Central to this issue are the two winners of the Malahat’s 2003 Long Poem Prize. Roseanne S. Carrara’s “Kenotaphion” is comprised of nine carefully crafted parts that draw their inspiration from the Bible, especially verses from the New Testament, and quotations from Shakespeare’s Pericles. While it’s easy to enjoy the lush imagery and language predominate in these individual poems, readers would perhaps benefit having familiarity with the source materials to fully appreciate the nuances. The co-winner, “Olaus Magnus, Carta Marina,” by Ann Fisher-Wirth is marginally more accessible. The Carta Marina, a map that “presents a fairly accurate picture of Sweden and its neighbouring countries,” was completed by Swedish historian Olaus Magnus in 1539 after twelve years’ labour. The long poem’s composite parts are playful, at times almost experimental, studies of the map and its maker.
The editors have also included an excerpt from “Home is Paris, 1959,” by Jesse Lee Kercheval, which was an honorable mention for the Long Poem Prize. Personally, I would have loved to have been able to read the entire work, but the two pieces represented, “Life Considered as the 13 Locks of Le Canal St Martin” and “Grief in Paris,” which open the issue, captivated me with their originality and elegance. Other poets represented include Robyn Sarah, Michael Reynolds, and Terence Young, with prose poems from Joe Denham and A. Mary Murphy.
The issue’s highlight, for me, was the remarkable story titled “Stealing Flowers,” by Gavin O’Neill. His bio note says only that he was living in Eugene, Oregon, that this was his first published story, and that it’s dedicated to his parents. The writing is assured and deft as he weaves an almost dystopian tale of what happens when an emotionally disturbed rebel is sent to live in a cult-like compound that is half hippie-haven and half concentration camp. He quickly recruits two other teens, ripe for adventure, into forbidden activities that include contraband Pepsi and night raids on the gardens of the nearby town to collect flowers. The stolen blooms are then ritualistically buried in a secret location on the grounds of the strangely named Petaluma Retreat – where no flowers are allowed. This is a story that would make even Margaret Atwood envious.
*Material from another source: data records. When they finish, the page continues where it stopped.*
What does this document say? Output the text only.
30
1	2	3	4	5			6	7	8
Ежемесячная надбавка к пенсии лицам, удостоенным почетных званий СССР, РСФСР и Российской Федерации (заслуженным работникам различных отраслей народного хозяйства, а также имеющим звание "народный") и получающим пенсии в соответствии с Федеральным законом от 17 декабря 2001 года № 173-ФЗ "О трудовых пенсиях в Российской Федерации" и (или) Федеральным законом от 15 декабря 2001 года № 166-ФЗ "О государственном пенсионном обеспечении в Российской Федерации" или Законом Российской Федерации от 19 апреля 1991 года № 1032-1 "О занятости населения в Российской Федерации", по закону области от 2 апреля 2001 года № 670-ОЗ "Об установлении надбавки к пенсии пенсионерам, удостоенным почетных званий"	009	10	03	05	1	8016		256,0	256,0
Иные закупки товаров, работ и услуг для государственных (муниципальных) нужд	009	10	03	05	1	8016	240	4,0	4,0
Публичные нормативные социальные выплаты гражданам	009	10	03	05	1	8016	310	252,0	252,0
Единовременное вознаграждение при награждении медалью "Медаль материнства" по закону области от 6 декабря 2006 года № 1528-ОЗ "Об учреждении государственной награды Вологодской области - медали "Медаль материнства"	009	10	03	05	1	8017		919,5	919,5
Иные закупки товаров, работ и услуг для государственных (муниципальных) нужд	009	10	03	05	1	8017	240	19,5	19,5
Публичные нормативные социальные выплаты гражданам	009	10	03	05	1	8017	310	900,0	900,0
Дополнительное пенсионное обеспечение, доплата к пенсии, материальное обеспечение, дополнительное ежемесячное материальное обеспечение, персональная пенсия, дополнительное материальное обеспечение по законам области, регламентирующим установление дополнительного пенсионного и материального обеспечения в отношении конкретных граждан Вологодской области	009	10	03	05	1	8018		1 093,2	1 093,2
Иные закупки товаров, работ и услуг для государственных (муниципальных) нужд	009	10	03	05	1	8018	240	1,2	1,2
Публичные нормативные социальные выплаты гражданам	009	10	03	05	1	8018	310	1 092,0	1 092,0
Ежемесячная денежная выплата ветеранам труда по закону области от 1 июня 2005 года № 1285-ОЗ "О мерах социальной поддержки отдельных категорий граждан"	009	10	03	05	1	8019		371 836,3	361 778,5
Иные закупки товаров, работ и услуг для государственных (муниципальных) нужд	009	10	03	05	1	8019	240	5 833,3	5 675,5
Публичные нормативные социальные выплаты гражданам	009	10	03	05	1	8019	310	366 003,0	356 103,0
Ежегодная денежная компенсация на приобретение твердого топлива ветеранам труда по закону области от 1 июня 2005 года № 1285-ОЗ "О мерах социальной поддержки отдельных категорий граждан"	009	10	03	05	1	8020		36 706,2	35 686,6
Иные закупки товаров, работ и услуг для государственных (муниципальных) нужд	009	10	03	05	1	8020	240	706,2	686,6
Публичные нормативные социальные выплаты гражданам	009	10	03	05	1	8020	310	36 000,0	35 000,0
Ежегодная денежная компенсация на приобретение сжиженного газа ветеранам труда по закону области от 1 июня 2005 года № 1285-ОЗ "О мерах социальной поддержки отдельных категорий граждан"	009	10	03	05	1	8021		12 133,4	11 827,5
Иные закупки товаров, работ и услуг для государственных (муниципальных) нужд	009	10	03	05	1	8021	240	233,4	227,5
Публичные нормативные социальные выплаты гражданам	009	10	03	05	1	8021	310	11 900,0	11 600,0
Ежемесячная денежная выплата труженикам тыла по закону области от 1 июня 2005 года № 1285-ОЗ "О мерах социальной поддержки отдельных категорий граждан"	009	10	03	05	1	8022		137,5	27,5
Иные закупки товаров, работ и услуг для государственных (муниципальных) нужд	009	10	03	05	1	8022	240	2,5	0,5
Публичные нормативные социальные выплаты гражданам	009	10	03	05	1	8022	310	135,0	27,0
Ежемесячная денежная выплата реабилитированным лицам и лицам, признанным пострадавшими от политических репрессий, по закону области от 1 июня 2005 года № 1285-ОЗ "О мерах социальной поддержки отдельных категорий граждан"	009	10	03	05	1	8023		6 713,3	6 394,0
The reviews section contains an in-depth consideration by Mitchell Parry of Tim Lilburn’s sixth poetry collection, Kill-site. Parry admits that Lilburn’s “dense and difficult poetry,” while challenging, makes him “want to understand” and that “Lilburn pulls that desire from the reader with language never pretty but always exact: his widening circles over the foothills mimic our own reading and re-reading.”